The play itself, whilst understandably popular with actors, and the source of an iconic dramatic creation and some of the most famous lines of Shakespeare, doesn’t feel like one of his best dramatic works.  But in this production it could have been improved by a bit more pace, energy and imagination.  The play telescopes around 12 years of history into just under 3 hours, and sometimes it feels like it.  We also found some of the updating inconsistent and patchy, and not really serving the action.

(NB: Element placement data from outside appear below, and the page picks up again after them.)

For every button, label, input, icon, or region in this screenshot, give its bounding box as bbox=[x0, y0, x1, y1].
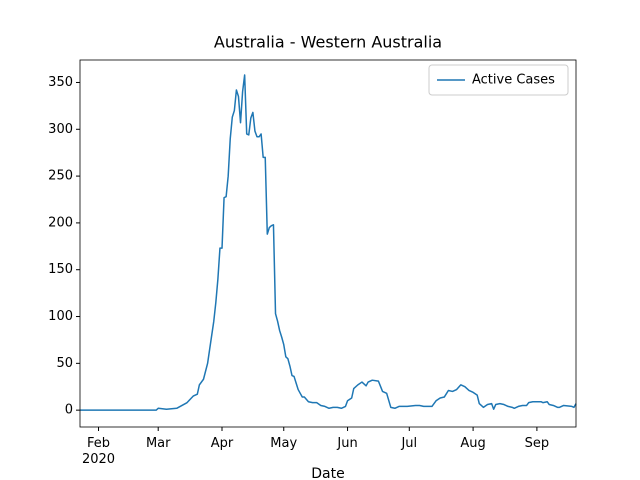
plot-frame bbox=[79, 59, 577, 428]
x-tick-label: Jul bbox=[400, 436, 417, 451]
x-tick-label: May bbox=[270, 436, 297, 451]
legend-label: Active Cases bbox=[472, 73, 555, 88]
chart-title: Australia - Western Australia bbox=[214, 33, 442, 52]
x-tick-label: Apr bbox=[211, 436, 234, 451]
y-tick-label: 350 bbox=[48, 75, 73, 90]
x-tick-label: Jun bbox=[336, 436, 357, 451]
legend-box bbox=[428, 64, 569, 96]
x-tick-label: Mar bbox=[146, 436, 171, 451]
y-tick-label: 300 bbox=[48, 122, 73, 137]
y-tick-label: 200 bbox=[48, 215, 73, 230]
x-tick-label: Aug bbox=[460, 436, 485, 451]
x-axis-label: Date bbox=[311, 466, 344, 480]
y-tick-label: 0 bbox=[65, 403, 73, 418]
x-tick-label: Feb 2020 bbox=[82, 436, 115, 467]
x-tick-label: Sep bbox=[525, 436, 550, 451]
y-tick-label: 50 bbox=[56, 356, 73, 371]
data-line bbox=[80, 74, 577, 411]
y-tick-label: 150 bbox=[48, 262, 73, 277]
y-tick-label: 100 bbox=[48, 309, 73, 324]
y-tick-label: 250 bbox=[48, 169, 73, 184]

At the end of the day, we wouldn’t have wanted to miss the opportunity of seeing Greg Hicks play one of the great villains, and he oozes evil and bitterness out of every pore. Peter Guinness excels at portraying another kind of evil, the opportunist who thinks he can control and use Richard for gain until he makes the mistake of showing a glimpse of humanity.  Paul Kemp doubles up nicely, first as the hapless and trusting George, Richard’s first victim, and secondly as his nemesis Lord Stanley, whose mask of cheerful dependability works very well for him.  Jane Bertish makes the most of her role as Queen Margaret, a character who technically wouldn’t have been at court at that time, but is placed there by Shakespeare to pour scorn over Richard and bring down curses on all those who have wronged her.  Of all the characters, she seems to have found peace in accepting the inevitable, making her an authoritative voice of doom.